Uma campanha sui generis?

A extinção do financiamento empresarial privado não se completou com a adoção do financiamento público. Porém, não deixa de ser um avanço

Em muitos aspectos, a campanha que agora se inicia tem muitas peculiaridades, frutos do arremedo de reforma política celebrado, ano passado, pela Câmara dos Deputados e pelo Senado.

O quesito mais destacado e que, de fato, implica uma alteração substancial nas condições da peleja —a ausência de financiamento empresarial — decorre de ação da OAB junto ao STF, que acolheu a inconstitucionalidade desse expediente, que o Congresso pretendeu manter, mas a presidenta Dilma não permitiu, vetando-o no texto final.

Numa certa medida, este dispositivo aproxima o conjunto das campanhas de uma relativa igualdade de condições.

Relativa porque tanto o Fundo Partidário das agremiações maiores, como a possibilidade de desembolso pessoal, dentro de certos limites, por parte de candidatos ricos contribuem para manter a disparidade.

E a extinção do financiamento empresarial privado não se completou com a adoção do financiamento público.

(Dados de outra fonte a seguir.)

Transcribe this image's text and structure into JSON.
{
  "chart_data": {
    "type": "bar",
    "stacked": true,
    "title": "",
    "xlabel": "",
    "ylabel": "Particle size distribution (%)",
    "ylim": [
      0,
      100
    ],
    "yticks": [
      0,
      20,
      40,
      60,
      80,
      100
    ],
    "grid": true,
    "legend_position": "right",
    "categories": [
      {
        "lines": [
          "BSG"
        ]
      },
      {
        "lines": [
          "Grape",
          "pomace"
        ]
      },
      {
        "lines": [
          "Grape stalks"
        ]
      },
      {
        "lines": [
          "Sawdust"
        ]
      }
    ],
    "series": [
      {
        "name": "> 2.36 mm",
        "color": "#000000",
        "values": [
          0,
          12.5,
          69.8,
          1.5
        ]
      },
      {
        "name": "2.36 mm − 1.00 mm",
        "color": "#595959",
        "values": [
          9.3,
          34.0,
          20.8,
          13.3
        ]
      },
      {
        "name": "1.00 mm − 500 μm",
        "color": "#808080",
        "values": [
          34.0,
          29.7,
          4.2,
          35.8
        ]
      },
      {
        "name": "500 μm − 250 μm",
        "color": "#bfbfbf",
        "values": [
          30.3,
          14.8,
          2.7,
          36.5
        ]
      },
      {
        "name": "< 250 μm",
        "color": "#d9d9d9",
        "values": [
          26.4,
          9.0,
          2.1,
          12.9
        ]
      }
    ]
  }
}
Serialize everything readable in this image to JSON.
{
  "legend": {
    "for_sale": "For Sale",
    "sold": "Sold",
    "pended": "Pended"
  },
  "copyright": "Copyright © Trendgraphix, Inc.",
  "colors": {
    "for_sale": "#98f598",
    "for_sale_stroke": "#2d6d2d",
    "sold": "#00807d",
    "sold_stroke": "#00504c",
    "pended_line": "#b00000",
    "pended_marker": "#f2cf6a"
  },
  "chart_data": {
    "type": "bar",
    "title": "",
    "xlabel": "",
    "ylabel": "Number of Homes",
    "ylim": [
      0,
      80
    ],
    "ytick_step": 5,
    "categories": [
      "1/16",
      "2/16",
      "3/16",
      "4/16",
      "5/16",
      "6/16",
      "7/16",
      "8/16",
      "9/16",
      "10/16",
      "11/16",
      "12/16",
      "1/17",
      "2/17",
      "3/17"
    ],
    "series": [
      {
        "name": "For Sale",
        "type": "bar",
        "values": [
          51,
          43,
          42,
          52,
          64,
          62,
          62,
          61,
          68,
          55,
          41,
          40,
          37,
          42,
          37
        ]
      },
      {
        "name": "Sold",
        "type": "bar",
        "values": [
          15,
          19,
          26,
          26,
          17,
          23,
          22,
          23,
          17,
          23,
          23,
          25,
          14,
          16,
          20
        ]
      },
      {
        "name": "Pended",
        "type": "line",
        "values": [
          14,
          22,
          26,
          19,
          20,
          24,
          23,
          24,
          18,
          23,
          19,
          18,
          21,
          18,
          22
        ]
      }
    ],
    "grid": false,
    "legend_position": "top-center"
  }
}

Porém não deixa de ser um avanço.

De outra parte, a redução do tempo de campanha e a redução da multiplicidade de instrumentos e formas de propaganda convergem no sentido de uma relação mais direta entre o candidato e o eleitor.

O chamado corpo a corpo e o porta a porta voltam a ter força ao lado do uso das redes sociais.

Ações de rua mais do que nunca devem se combinar com a presença inteligente e ágil na internet.

Postas assim as condições da disputa, tudo parece convergir para elevação do conteúdo do debate eleitoral. Na dependência do nível real de construção política dos partidos, da militância partidária e da consciência do eleitorado.

Aí podem residir limitações importantes. Se é verdade que desde a superação da ditadura militar aos dias atuais, em meio a grandes jornadas políticas, tem-se dado uma elevação gradativa da consciência política da população, a fragmentação das informações pela grande mídia que as distorce e a cultura da radicalização do debate eleitoral contaminam o ambiente.

De toda sorte, cabe uma dose de esperança de que na curta campanha que nós teremos, reduzida a 45 dias, não se perca a oportunidade de debater em nível elevado o presente e o futuro das nossas cidades.

Talvez não haja tempo nem clima para a conhecida tentativa de “desconstrução” dos adversários, dando lugar à defesa das próprias propostas por parte dos postulantes ao poder executivo municipal.

Aos candidatos do PCdoB cabe abordar os problemas imediatos à luz do Programa Socialista, ferindo questões estratégicas como as reformas urbana e tributária como indispensáveis à construção de cidades mais humanas.

Se assim ocorrer, daremos um passo adiante no sentido da melhor qualificação do embate eleitoral, o desaforo cedendo lugar ao bom debate de ideias.